Menteri Kebudayaan Fadli Zon Diangkat Jadi Ketua Dewan Kehormatan FKA ESQ

Fibingunp – JAKARTA – Menteri Kebudayaan Fadli Zon ditunjuk menjadi Ketua Dewan Kehormatan Pertemuan Komunikasi Alumni (FKA) ESQ yang digunakan sebelumnya dijabat oleh almarhum Kuntoro Mangkusubroto dan juga almarhum Sugiharto. Itu dilaksanakan ketika pertemuan audiensi antara Kementerian Kebudayaan dengan Penggagas ESQ Corp Ary Ginanjar Agustian dengan regu dalam Gedung E Ruang Rapat Kementerian Kebudayaan, Jakarta, Kamis (2/1/2025).
Dalam arahannya, Fadli Zon meminta semua pihak untuk memajukan budaya nasional dan juga budaya bangsa Indonesia sesuai amanah konstitusi untuk memajukan kebudayaan nasional Indonesia.
“Dengan hadirnya Kementerian Kebudayaan, kita bekerja sama, berkolaborasi, lalu bersinergi untuk menimbulkan budaya Indonesia semakin semarak kemudian juga cultural values dan juga core values kita semakin kuat untuk re-inventing Indonesia identity,” ujarnya.
Diketahui, FKA ESQ pada waktu ini beranggotakan 2.028.373 alumni ESQ yang mana tersebar di dalam seluruh dunia.
Ary Ginanjar menghadirkan semua pihak untuk turut juga di menjaga juga menguatkan budaya Indonesia sebagai identitas bangsa. “Mari bersama-sama kita kuatkan budaya Indonesia. Menemukan kembali Identitas Indonesia,” kata Ketua Umum FKA ESQ ini.
Forum Komunikasi Alumni ESQ (FKA-ESQ) adalah organisasi yang mana turut berkontribusi pada perjuangan Indonesia Emas. FKA-ESQ juga berperan pada memulai pembangunan perekonomian rakyat serta umat menuju Indonesia Emas 2045.
FKA ESQ turut menyukseskan tahapan pertama perjuangan Indonesia Emas 2020, Indonesia Berkarakter, dengan ditandai kebijakan Presiden mengenai Core Values ASN BerAKHLAK di dalam tahun 2021. Ini adalah menandakan kesadaran bangsa Indonesia akan pentingnya karakter sebagai fondasi penyelenggaraan bangsa merupakan hal yang tersebut sangat penting.

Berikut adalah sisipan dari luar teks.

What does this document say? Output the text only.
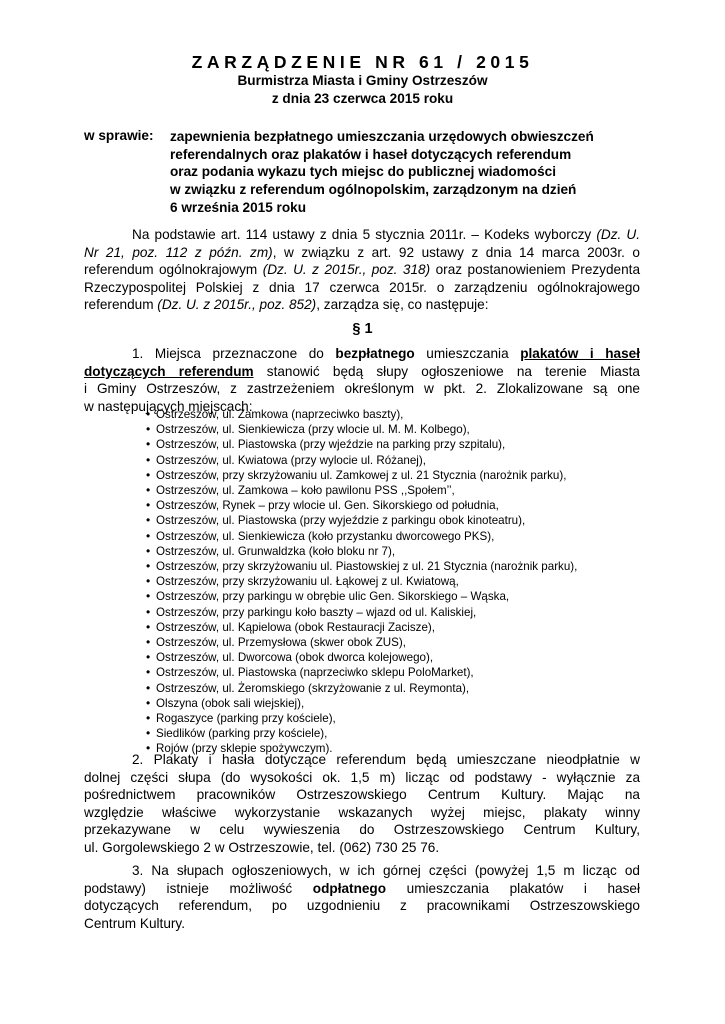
ZARZĄDZENIE NR 61 / 2015
Burmistrza Miasta i Gminy Ostrzeszów
z dnia 23 czerwca 2015 roku
w sprawie: zapewnienia bezpłatnego umieszczania urzędowych obwieszczeń
referendalnych oraz plakatów i haseł dotyczących referendum
oraz podania wykazu tych miejsc do publicznej wiadomości
w związku z referendum ogólnopolskim, zarządzonym na dzień
6 września 2015 roku
Na podstawie art. 114 ustawy z dnia 5 stycznia 2011r. – Kodeks wyborczy (Dz. U.
Nr 21, poz. 112 z późn. zm), w związku z art. 92 ustawy z dnia 14 marca 2003r. o
referendum ogólnokrajowym (Dz. U. z 2015r., poz. 318) oraz postanowieniem Prezydenta
Rzeczypospolitej Polskiej z dnia 17 czerwca 2015r. o zarządzeniu ogólnokrajowego
referendum (Dz. U. z 2015r., poz. 852), zarządza się, co następuje:
§ 1
1. Miejsca przeznaczone do bezpłatnego umieszczania plakatów i haseł
dotyczących referendum stanowić będą słupy ogłoszeniowe na terenie Miasta
i Gminy Ostrzeszów, z zastrzeżeniem określonym w pkt. 2. Zlokalizowane są one
w następujących miejscach:
• Ostrzeszów, ul. Zamkowa (naprzeciwko baszty),
• Ostrzeszów, ul. Sienkiewicza (przy wlocie ul. M. M. Kolbego),
• Ostrzeszów, ul. Piastowska (przy wjeździe na parking przy szpitalu),
• Ostrzeszów, ul. Kwiatowa (przy wylocie ul. Różanej),
• Ostrzeszów, przy skrzyżowaniu ul. Zamkowej z ul. 21 Stycznia (narożnik parku),
• Ostrzeszów, ul. Zamkowa – koło pawilonu PSS ,,Społem’’,
• Ostrzeszów, Rynek – przy wlocie ul. Gen. Sikorskiego od południa,
• Ostrzeszów, ul. Piastowska (przy wyjeździe z parkingu obok kinoteatru),
• Ostrzeszów, ul. Sienkiewicza (koło przystanku dworcowego PKS),
• Ostrzeszów, ul. Grunwaldzka (koło bloku nr 7),
• Ostrzeszów, przy skrzyżowaniu ul. Piastowskiej z ul. 21 Stycznia (narożnik parku),
• Ostrzeszów, przy skrzyżowaniu ul. Łąkowej z ul. Kwiatową,
• Ostrzeszów, przy parkingu w obrębie ulic Gen. Sikorskiego – Wąska,
• Ostrzeszów, przy parkingu koło baszty – wjazd od ul. Kaliskiej,
• Ostrzeszów, ul. Kąpielowa (obok Restauracji Zacisze),
• Ostrzeszów, ul. Przemysłowa (skwer obok ZUS),
• Ostrzeszów, ul. Dworcowa (obok dworca kolejowego),
• Ostrzeszów, ul. Piastowska (naprzeciwko sklepu PoloMarket),
• Ostrzeszów, ul. Żeromskiego (skrzyżowanie z ul. Reymonta),
• Olszyna (obok sali wiejskiej),
• Rogaszyce (parking przy kościele),
• Siedlików (parking przy kościele),
• Rojów (przy sklepie spożywczym).
2. Plakaty i hasła dotyczące referendum będą umieszczane nieodpłatnie w
dolnej części słupa (do wysokości ok. 1,5 m) licząc od podstawy - wyłącznie za
pośrednictwem pracowników Ostrzeszowskiego Centrum Kultury. Mając na
względzie właściwe wykorzystanie wskazanych wyżej miejsc, plakaty winny
przekazywane w celu wywieszenia do Ostrzeszowskiego Centrum Kultury,
ul. Gorgolewskiego 2 w Ostrzeszowie, tel. (062) 730 25 76.
3. Na słupach ogłoszeniowych, w ich górnej części (powyżej 1,5 m licząc od
podstawy) istnieje możliwość odpłatnego umieszczania plakatów i haseł
dotyczących referendum, po uzgodnieniu z pracownikami Ostrzeszowskiego
Centrum Kultury.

“Dengan sudah pernah dicanangkannya karakter sebagai fondasi pengerjaan bangsa Indonesia, maka FKA ESQ mengawasi bahwa hal yang disebutkan merupakan modal selanjutnya untuk melangkah ke tahap berikutnya yaitu menuju Indonesia Emas 2030, Indonesia Sejahtera,” tuturnya.
Ary menambahkan untuk menuju Indonesia Emas 2030, maka seluruh unsur FKA ESQ beserta alumni ESQ di area seluruh wilayah Indonesia akan menjadi motor penggerak ekonomi dengan berpedoman moral 165 yaitu 1 Hati, 6 Prinsip, dan juga 5 Langkah dan juga ber-Pedoman Akhlak 7 Budi Utama, yaitu Jujur dipercaya, Tanggung Jawab, Disiplin, Visioner, Kerja Sama, Adil, juga Peduli.
“Diharapkan kemajuan perekonomian dapat dicapai berdasarkan fitrah diri manusia yang digunakan berorientasi terhadap pengabdiannya terhadap Tuhan Yang Maha Esa hingga keadilan bagi seluruh rakyat Indonesia sebagai amanah janji kemerdekaan dapat dirasakan oleh seluruh lapisan penduduk hingga pencapaian Indonesia Emas 2045, Indonesia Adidaya dapat terwujud,” ujar Ary.